I have had a hard time being satisfied with what I get done each day, in my writing time, unless I learn something new.
Learning has become an accomplishment in itself. It has to do with risk, how much I am willing to put myself out there into new territory and try new ideas. Not just repeat what I know.
How this works in the evolution of a piece
A piece of writing, again, for me, manifests in a sequence of four types of activities. Some of them depends on time (quantity) and some depend on value (quality). It’s been helpful to separate this out for myself, to know what’s demanded.
First comes the dreamy, idea stage. If I use a word count goal for the first stage, when I am dreaming up an idea, it’s harder for me to feel satisfied. I’d rather coach myself on taking risks, stretching creative boundaries, learning stuff. I write by hand to foster this, in a writing notebook. I write to prompts. I allow myself not to be constrained by any direction, let the writing be exploratory. I may not even use any of what I come up with; it’s peeling away layers so I can see what I want to explore further.
Next is the drafting stage. The drafting stage works very well with accountability, quantity, and word count goals. Most systems of accountability say that the quality of my writing for that session doesn’t count as much as the fact that I wrote. That’s as it should be. I’m just trying to churn out enough words to create a rough draft, something I can revise. If I don’t have the words on the page, there’s nothing to revise. It’s simple.
Third is what I call the developmental revision stage, where I’m looking for the core, essence, and purpose of what I’ve drafted, hoping to find a structure. Developmental editing is hard, hard work, and I can’t give it a satisfaction qualifier like a number of words or hours.

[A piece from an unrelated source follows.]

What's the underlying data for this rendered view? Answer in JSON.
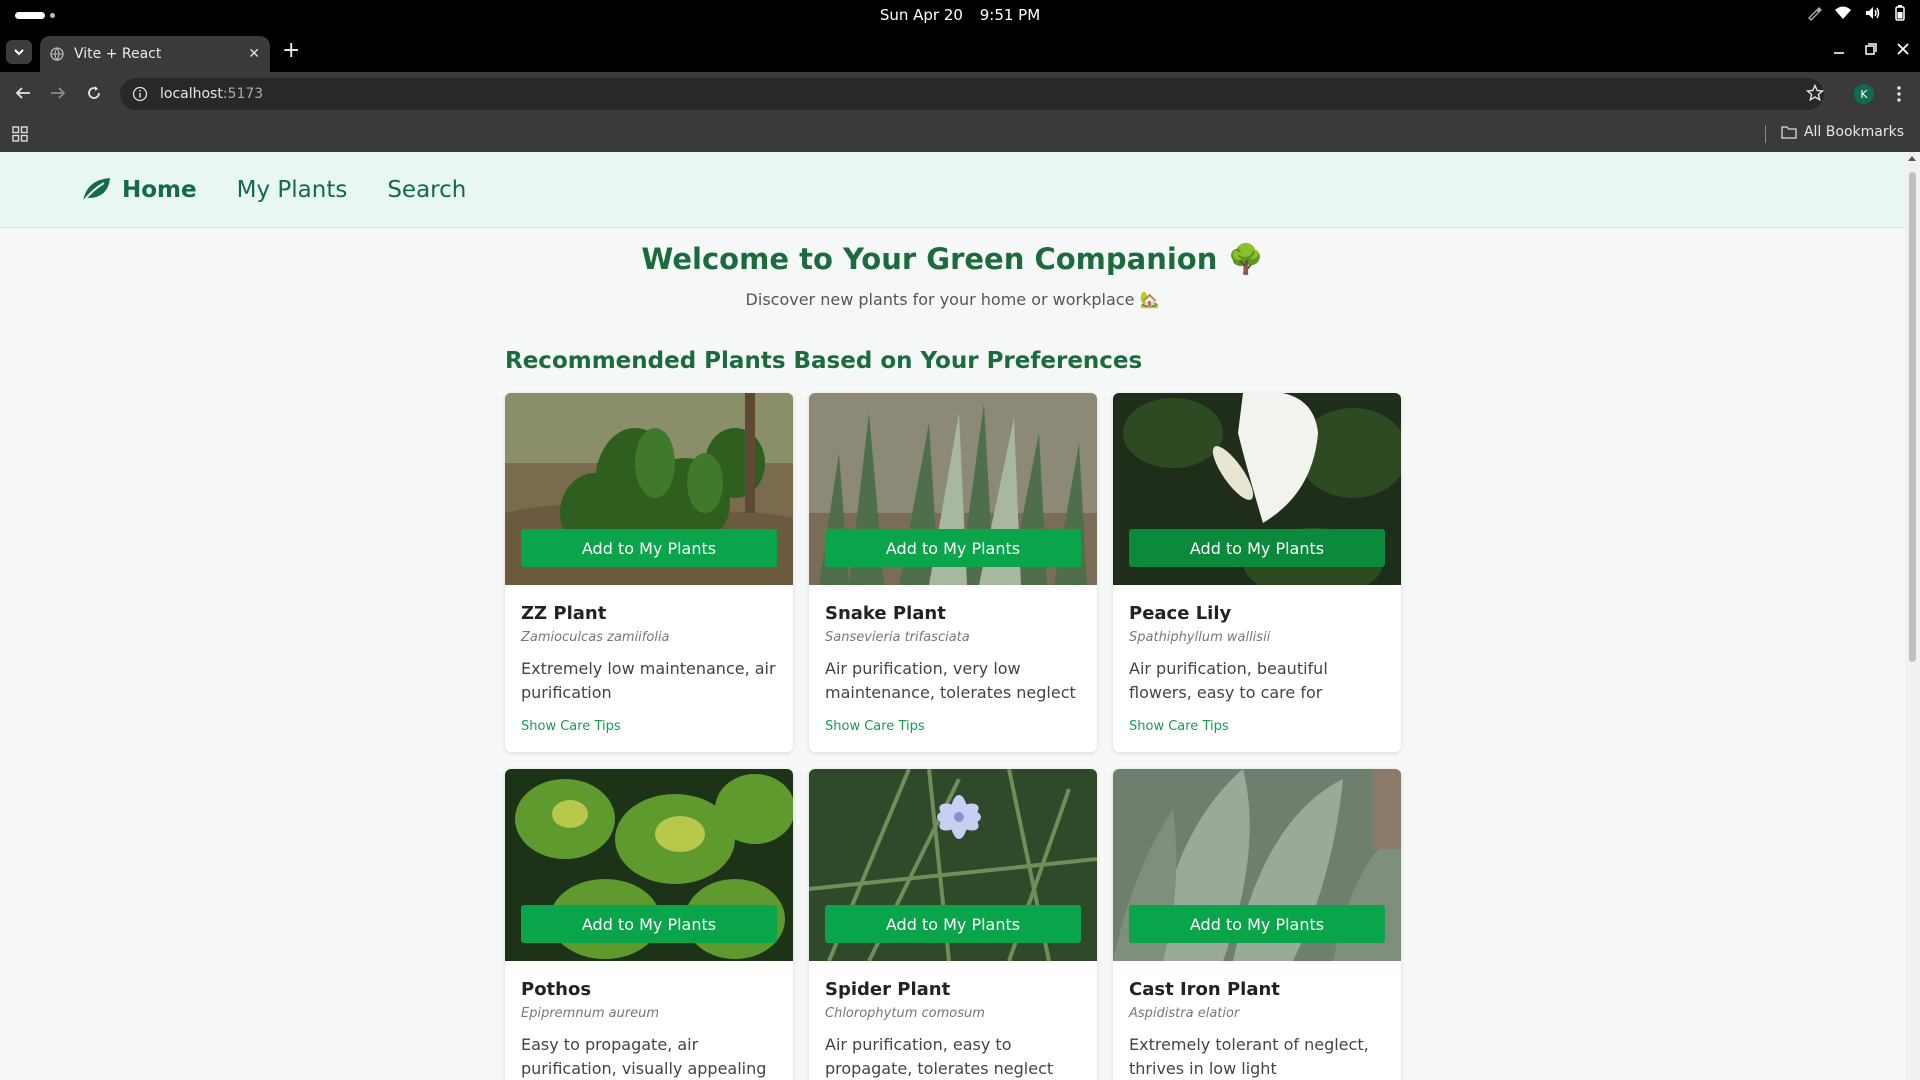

It’s like wrestling a huge, slippery pig sometimes. You just keep at it. Friends call this the slog phase. This is when I just have to show up and put in my time. I might struggle with one page all day. My focus is on learning, finding what the story is about.
There’s the final revision stage, my favorite, where I’m tuning the piece to my ear, in a way, finding the off notes and correcting them. This can include sentence shaping as line editing, correcting pacing, enhancing the voice. Final revision stage is so exciting to me, I don’t usually need an accountability goal. It’s all about the learning.
Three out of four stages are about value, one depends on accountability. More quality than quantity, all in all. Is this true for you?
Your Weekly Writing Exercise
After years of struggling with the persistent feeling that I could always do my writing practice better or differently, I realized that, for me, it comes down to how much I assign worth to each part of my writing process.
This week, ask yourself which stage are you in right now, of the four listed above. Are you assigning the right value to that stage? For instance, if you’re drafting, are you trying to be satisfied with the quality of your work, when this particular stage is all about quantity?